Behauptung von Frau Dr. Miller, o. g. Artikel, S. 86, rechte Spalte:
„Müller-Jagd heißt: Dauerfeuer von April bis Anfang Juni und von August bis Ende Januar. Und dabei auf alles, ach ja, da gibt es noch den Mutterschutz, aber dafür ist ja der Schütze selbst verantwortlich. "Die Jagd auf Rehgeißen im August hat sich bewährt“, so Müller. Aber nachdem auch das großflächige Ausschneiden der Bauchlappen in vielen Forstbetrieben anscheinend Routine geworden ist, kann die Zahl der tatsächlichen Fehlabschüsse von führenden Rehgeißen im August wohl nur geahnt werden.“
Richtigstellung:
In Anbetracht der 4 bis 5 Monate Jagdruhe und der normal geltenden jagdrechtlichen Bestimmungen kann von „Dauerfeuer“ keine Rede sein. Das durch Bejagungs- und Erlegungszeitensynchronisation eine größere Erlegungschancenausnutzung erreicht wird, liegt sogar im besonderen Interesse des Tierschutzes.

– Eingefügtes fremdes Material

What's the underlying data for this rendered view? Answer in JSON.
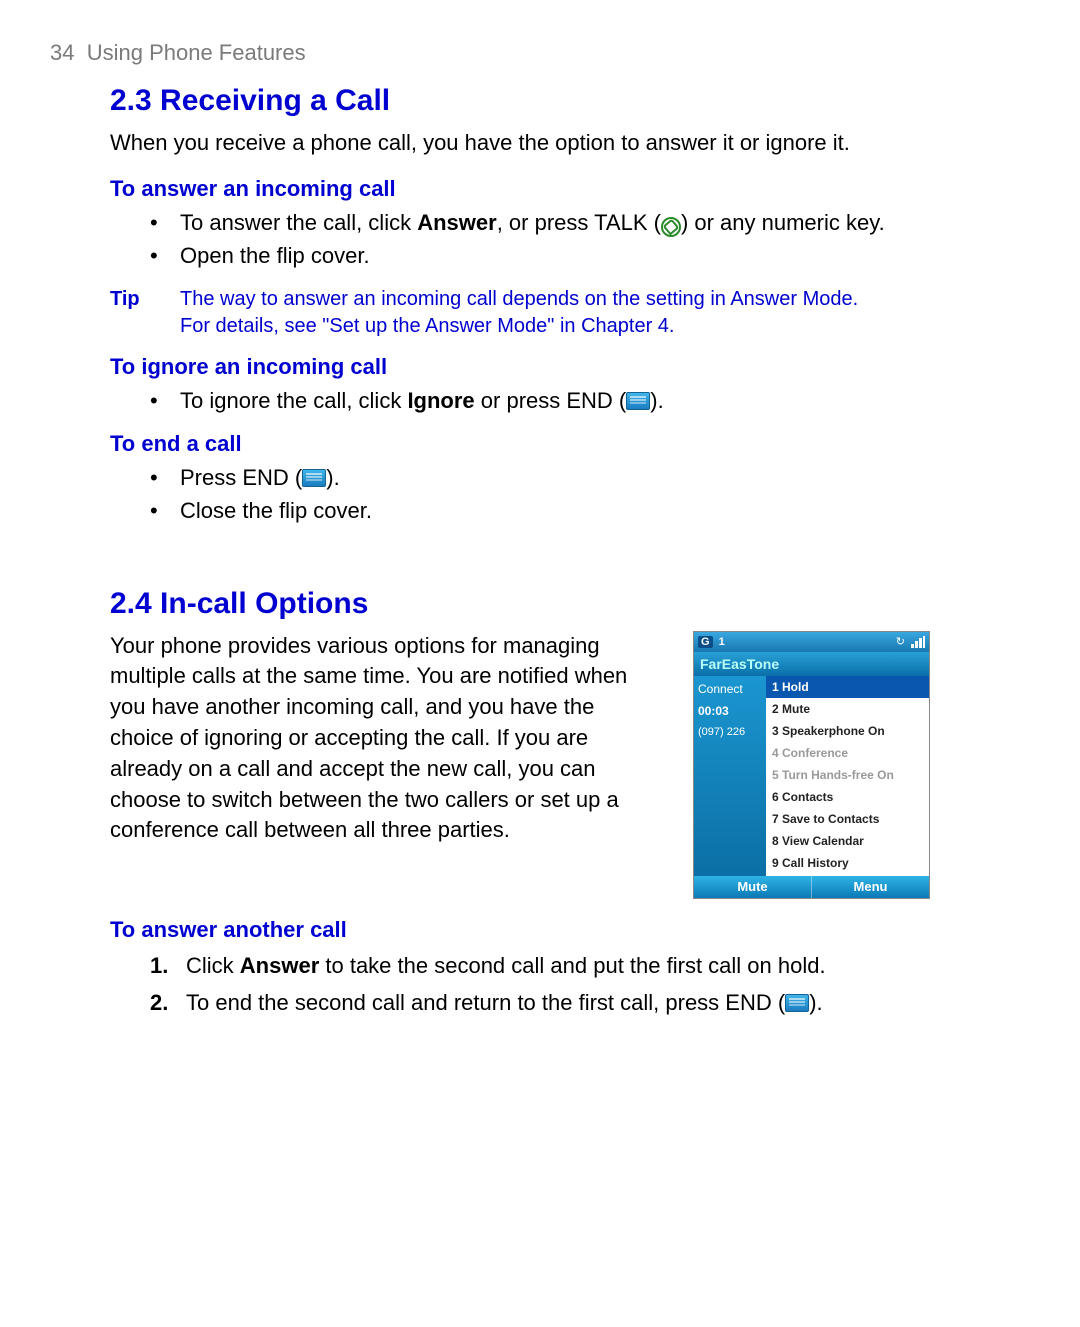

Der „Mutterschutz“ – genau genommen der Schutz der für die Aufzucht der Jungtiere erforderlichen Elterntiere gemäß § 22, Abs. 4 Bundesjagdgesetz – liegt selbstverständlich fast ausschließlich in der Verantwortung der Jägerinnen und Jäger und ist im Bundesjagdgesetz abschließend und verbindlich geregelt. Schließlich sind wir Jägerinnen und Jäger zumeist allein bei der Entscheidung über die Erlegung von Wild. Die Schonzeiten decken nur Bruchteile der Setz- und Aufzuchtszeiten ab und entheben deshalb nicht davon, Verwechslungen zu vermeiden bzw. das Jungwild vor den Elterntieren zu erlegen. Mit der Formulierung: „Aber nachdem auch das großflächige Ausschneiden der Bauchlappen in vielen Forstbetrieben anscheinend Routine geworden ist, kann die Zahl der tatsächlichen Fehlabschüsse von führenden Rehgeißen im August wohl nur geahnt werden.“ könnte dem Leser angedeutet werden, dass man in vielen Forstbetrieben die Straftat der Erlegung von entsprechenden Elterntieren routinemäßig begeht oder in Kauf nimmt und durch das Ausschneiden der Bauchlappen vertuschen würde. Das wäre eine ungeheuerliche Verdächtigung gegenüber den Jägerinnen und Jägern, die aus jagd- und waffenrechtlichen Gründen besonders hohe Ansprüche an ihre Zuverlässigkeit erfüllen. Zudem wären solche Straftaten auch ohne die Bauchlappen nachweisbar. Im August sind die Jägerinnen und Jäger besonders bedacht, da in der Brunft die Ricken auch oft allein unterwegs sind und nicht mit Schmalrehen verwechselt werden dürfen. Wenn jedoch die Kitze dabei sind und vor der Ricke erlegt werden, spricht nichts dagegen, in der gleichen jagdlichen Situation auch die Ricke zu erlegen. Schließlich ist diese Situation genau die Gleiche wie im September und Oktober.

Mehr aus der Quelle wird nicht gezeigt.